Vers un changement de pratique
Au vu des résultats de PAOLA-1 et d’autres études présentées cette année à l’ESMO, le traitement standard de maintenance des cancers de l’ovaire devrait bientôt changer pour inclure les inhibiteurs de PARP dès la première ligne de traitement. « Les inhibiteurs de PARP sont déjà un traitement de maintenance standard mais après une deuxième ligne de traitement. Seul l’olaparib a obtenu une autorisation temporaire d’utilisation après une première ligne mais uniquement pour les femmes porteuses de mutations BRCA. Et il est administré seul, explique le Dr Olivier Tredan, oncologue médical au centre Léon Bérard. À présent, il faudra se demander si, pour ces patientes, il ne faudrait pas ajouter le bevacizumab.
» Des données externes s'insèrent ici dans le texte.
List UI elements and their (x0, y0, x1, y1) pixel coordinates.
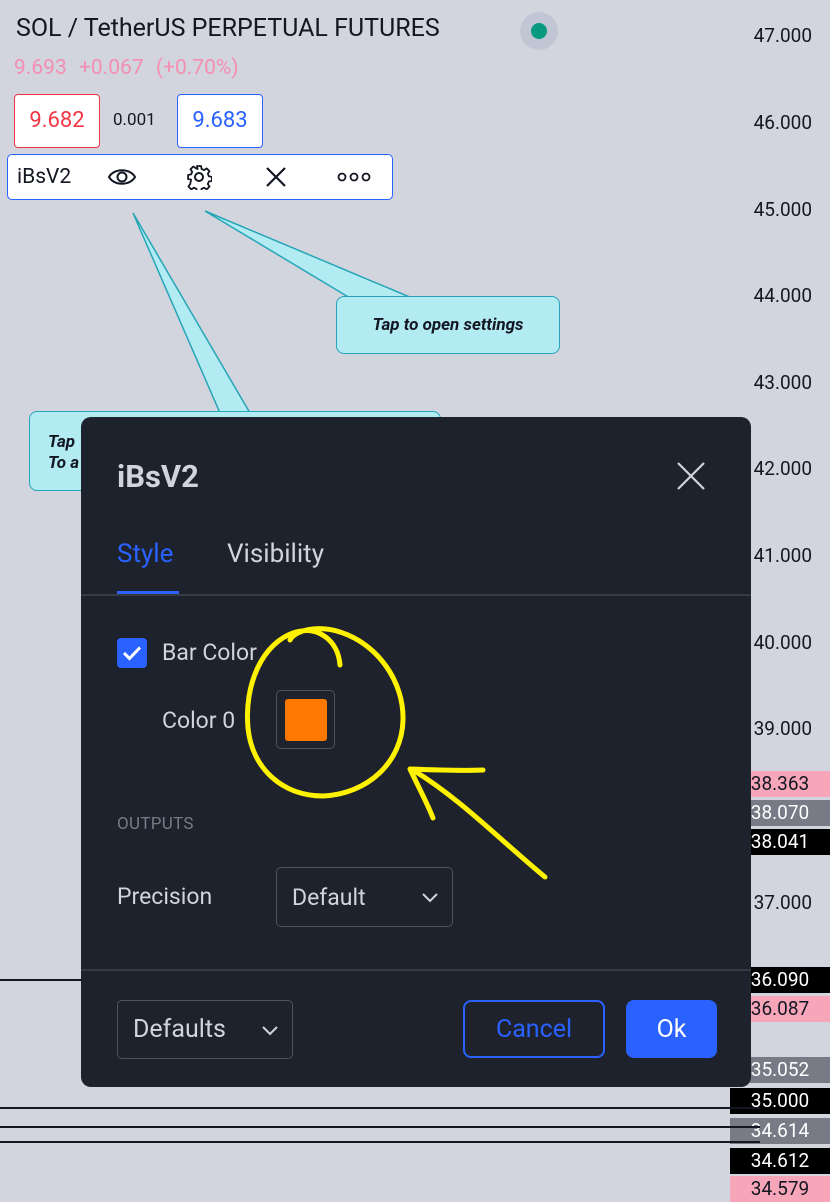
price-label-badge: 35.000 (730, 1088, 830, 1114)
dialog-title: iBsV2 (117, 458, 199, 495)
settings-hint-tooltip: Tap to open settings (336, 296, 560, 354)
defaults-label: Defaults (133, 1015, 226, 1044)
price-axis-tick: 40.000 (753, 631, 812, 654)
footer-divider (81, 969, 751, 971)
color-0-swatch-button[interactable] (276, 690, 335, 749)
outputs-section-header: OUTPUTS (117, 814, 194, 834)
settings-hint-text: Tap to open settings (372, 315, 524, 335)
price-label-badge: 34.579 (730, 1176, 830, 1202)
horizontal-price-line[interactable] (0, 979, 90, 981)
visibility-hint-line: To a (48, 453, 80, 473)
color-0-label: Color 0 (162, 707, 236, 734)
horizontal-price-line[interactable] (0, 1141, 760, 1143)
defaults-dropdown[interactable]: Defaults (117, 1000, 293, 1059)
chevron-down-icon (422, 893, 438, 903)
horizontal-price-line[interactable] (0, 1107, 760, 1109)
price-axis-tick: 37.000 (753, 891, 812, 914)
tab-visibility[interactable]: Visibility (227, 539, 324, 569)
cancel-button[interactable]: Cancel (463, 1000, 605, 1058)
bar-color-label: Bar Color (162, 639, 257, 666)
color-swatch (284, 698, 327, 741)
bar-color-checkbox[interactable] (117, 638, 147, 668)
visibility-hint-line: Tap (48, 432, 76, 452)
close-icon[interactable] (675, 460, 707, 492)
horizontal-price-line[interactable] (0, 1126, 760, 1128)
precision-label: Precision (117, 883, 213, 910)
tabs-divider (81, 594, 751, 596)
precision-select[interactable]: Default (276, 867, 453, 927)
price-axis-tick: 39.000 (753, 717, 812, 740)
tab-style[interactable]: Style (117, 539, 173, 569)
ok-button[interactable]: Ok (626, 1000, 717, 1058)
price-label-badge: 34.612 (730, 1148, 830, 1174)
checkmark-icon (122, 646, 142, 661)
chevron-down-icon (262, 1025, 278, 1035)
indicator-settings-dialog: iBsV2 Style Visibility Bar Color Color 0… (81, 417, 751, 1087)
price-axis-tick: 41.000 (753, 544, 812, 567)
precision-value: Default (292, 883, 366, 911)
D’après les résultats de l’étude PAOLA-1, la réponse est clairement oui. Pour les patientes non mutées dans les gènes BRCA mais présentant d’autres déficits de la recombinaison homologue, la réponse est probablement oui. Reste la question des femmes qui n’ont aucun déficit et pour lesquelles le bénéfice de la combinaison olaparib+bevacizumab n’a pas été démontré mais qui pourraient répondre à d’autres inhibiteurs de PARP (lire notre article : “ On assiste à une changement de paradigme ”) ».
RÉPARATION DE L’ADN ET INHIBITEURS DE PARP
Suite à certains stress (comme l’exposition aux UV par exemple), l’un des brins de l’hélice de notre ADN peut se casser. Lorsqu’un tel événement se produit, la cellule bloque sa division le temps que des protéines interviennent pour le réparer. En effet, si la cellule venait à se multiplier alors que son ADN est encore endommagé, cela pourrait générer des mutations et conduire au développement de tumeurs.
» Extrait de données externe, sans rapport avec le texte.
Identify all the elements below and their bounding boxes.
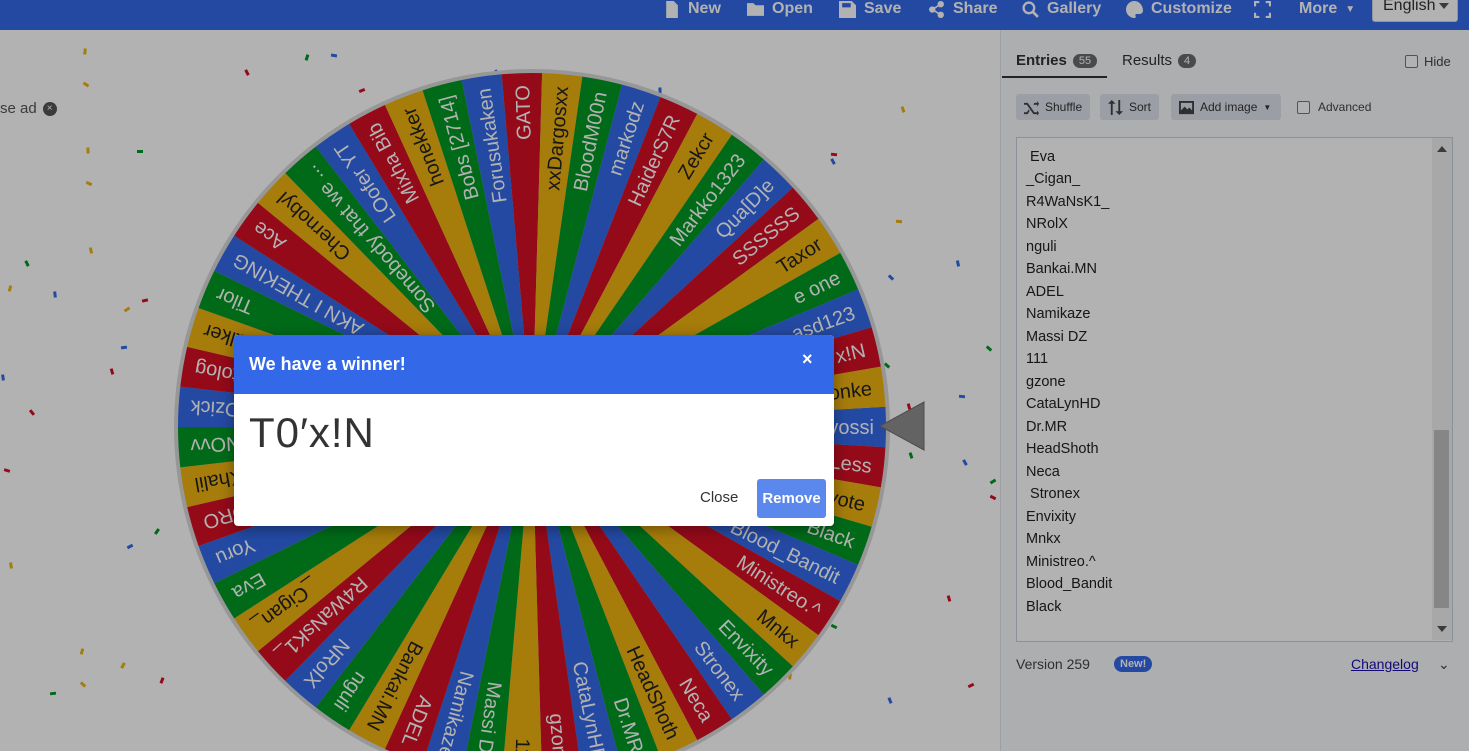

Les premières protéines à intervenir dans cette réparation sont les protéines PPAR. Si elles ne parviennent pas à restaurer l’intégrité de notre patrimoine génétique, d’autres protéines vont prendre le relai, notamment les protéines BRCA qui vont réparer l’ADN par un processus dit de recombinaison homologue. Et si l’ADN n’est toujours pas réparé à l’issu de ces différentes étapes, la cellule va “se suicider” : ce phénomène est connu sous le nom d’apoptose.
Si une cassure arrive dans une cellule présentant un déficit dans la voie de réparation de l’ADN par recombinaison homologue, l’ADN sera partiellement réparé par les PARP et la cellule n’entrera pas en apoptose, malgré cette correction partielle. Elle va donc continuer son cycle de division et finir par se transformer en cellule cancéreuse. En revanche, si l’on bloque les PARP – par des inhibiteurs comme l’olaparib – on va forcer la cellule cancéreuse à “s’auto-détruire”. C’est pourquoi l’olaparib est plus efficace chez les personnes présentant un déficit en recombinaison homologue, comme les femmes porteuses des mutations BRCA.